Male Georgian Costume

a picture of a gentleman in costume

A man circa. 1760

Men dressed plainly for sports and country life, but at court they were peacocks. Their suits were of velvet, silk and satin, loaded with braid and embroidery, and trimmed with valuable buttons of gold, silver, and jewels.

A suit consisted of coat, knee breeches, and waistcoat. In this illustration, the coat is long and flared. Sometimes the skirts of the coat were boned to make them stand out. Despite the buttons all down the front, the coat is designed to lie open to show the rich waistcoat.

The sleeveless waistcoat comes down to mid-thigh, but buttons only to the waist. The knee breeches also button to fit snugly around the knee ever the tops of his stockings. For this formal occasion, the stockings would be of silk, and note the clocks -- the embroidered design at the ankles. With such fine hose, it's not surprising that some men resorted to "calf-enhancers," pads to disguise thin legs. High heeled shoes were de rigeur for a fashionable appearance, though in more relaxed circumstances, men wore low-heeled shoes or boots.
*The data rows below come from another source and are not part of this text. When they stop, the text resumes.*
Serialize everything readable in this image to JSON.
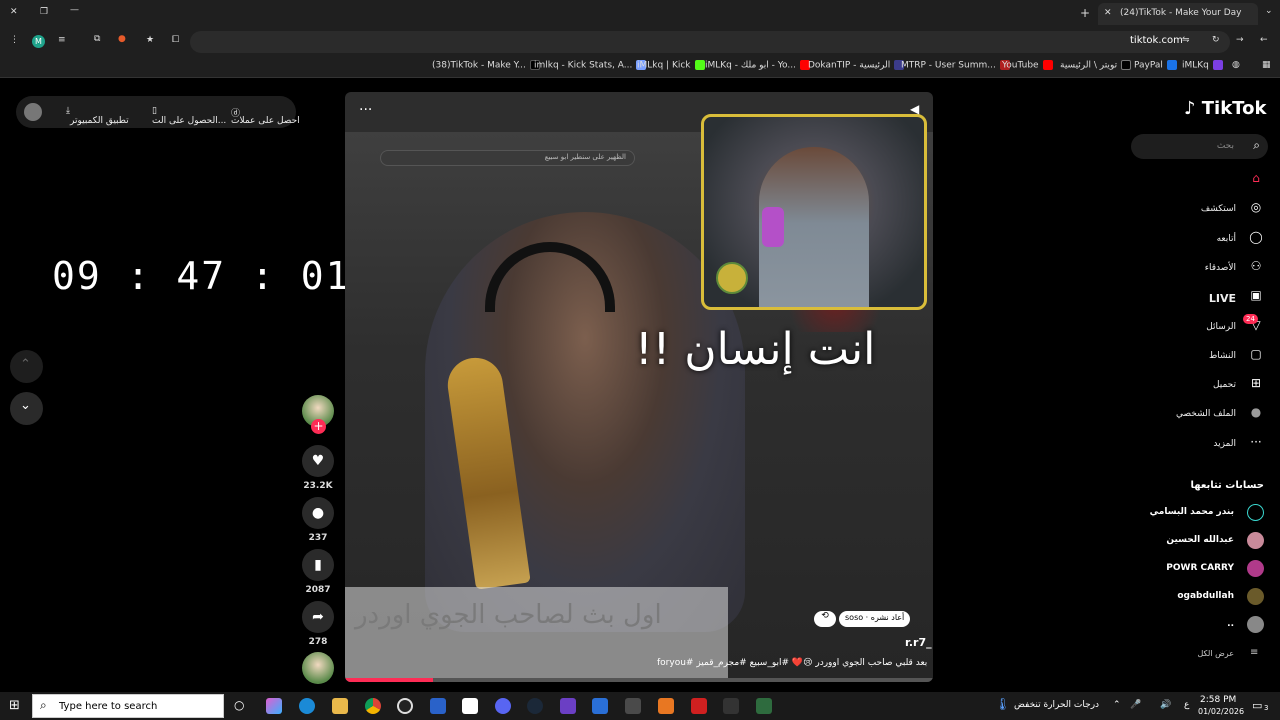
{
  "browser": {
    "tab_active_title": "(24)TikTok - Make Your Day",
    "url": "tiktok.com",
    "bookmarks": [
      "(38)TikTok - Make Y...",
      "imlkq - Kick Stats, A...",
      "iMLkq | Kick",
      "iMLKq - ابو ملك - Yo...",
      "DokanTIP - الرئيسية",
      "MTRP - User Summ...",
      "YouTube",
      "تويتر \\ الرئيسية",
      "PayPal",
      "iMLKq"
    ]
  },
  "top_pill": {
    "coins": "احصل على عملات",
    "get_app": "الحصول على الت...",
    "desktop_app": "تطبيق الكمبيوتر"
  },
  "clock": "09 : 47 : 01",
  "video": {
    "overlay_text": "انت إنسان !!",
    "bottom_caption": "اول بث لصاحب الجوي اوردر",
    "search_strip": "الظهير على سنطير ابو سبيع",
    "repost_label": "أعاد نشره",
    "repost_user": "soso",
    "author": "r.r7_",
    "description": "بعد قلبي صاحب الجوي اووردر 😢❤️ #ابو_سبيع #مجرم_قميز #foryou",
    "progress_fraction": 0.15
  },
  "actions": {
    "likes": "23.2K",
    "comments": "237",
    "saves": "2087",
    "shares": "278"
  },
  "sidebar": {
    "logo": "TikTok",
    "search_placeholder": "بحث",
    "nav": [
      {
        "label": "",
        "icon": "home-icon"
      },
      {
        "label": "استكشف",
        "icon": "compass-icon"
      },
      {
        "label": "أتابعه",
        "icon": "following-icon"
      },
      {
        "label": "الأصدقاء",
        "icon": "friends-icon"
      },
      {
        "label": "LIVE",
        "icon": "live-icon"
      },
      {
        "label": "الرسائل",
        "icon": "messages-icon",
        "badge": "24"
      },
      {
        "label": "النشاط",
        "icon": "activity-icon"
      },
      {
        "label": "تحميل",
        "icon": "upload-icon"
      },
      {
        "label": "الملف الشخصي",
        "icon": "profile-icon"
      },
      {
        "label": "المزيد",
        "icon": "more-icon"
      }
    ],
    "following_title": "حسابات تتابعها",
    "following": [
      "بندر محمد البسامي",
      "عبدالله الحسين",
      "POWR CARRY",
      "ogabdullah",
      ".."
    ],
    "see_all": "عرض الكل"
  },
  "taskbar": {
    "search_placeholder": "Type here to search",
    "weather": "درجات الحرارة تنخفض",
    "time": "2:58 PM",
    "date": "01/02/2026",
    "lang": "ع",
    "notif_count": "3"
  }
}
The ruffles at wrist and neck are part of the shirt, and sewn on with a running stitch so they can be easily removed for special care. They were often of very valuable lace. The cravat is soft cloth, tied around the neck. An alternate neckcloth much used by the military was the stock -- a stiffened circle of cloth that buckled in the back.

Underwear? Most men wore cotton or linen drawers. Their "fly" on both drawers and breeches was a square flap fastened with a couple of buttons.

Hair was worn long and tied at the neck. It could be waist-length and braided below the tie, but more commonly in was shoulder-length. For formal occasions, it would be powdered, and the side hair would be formed into tight curls on clay rollers. Powdering, by the way, required applying a kind of goop to which the powder would stick, so it ended up a mess. Powder (generally flour) came in many colors -- brown, gray, and white being common, but blue and pink being quite possible.

Because of all this fuss, many men preferred to wear wigs, especially for formal occasions. At least they didn't have to be there while their coiffeur curled, gooped, and powdered! Beneath the wigs, however, most still had their hair which they would just tie back for casual days. Some chose the shaved look covered by cap or wig -- or perhaps the smooth-tops were just those who went bald.

Men of fashion more makeup -- pale powder, rouge, and lip color. They often carried fans, and embroidered silk handkerchiefs drenched with perfume. But the delicious thing is that all this fine plumage only disguised the hawks beneath. Though not shown in this picture, most gentlemen routinely wore swords, and knew how to use them.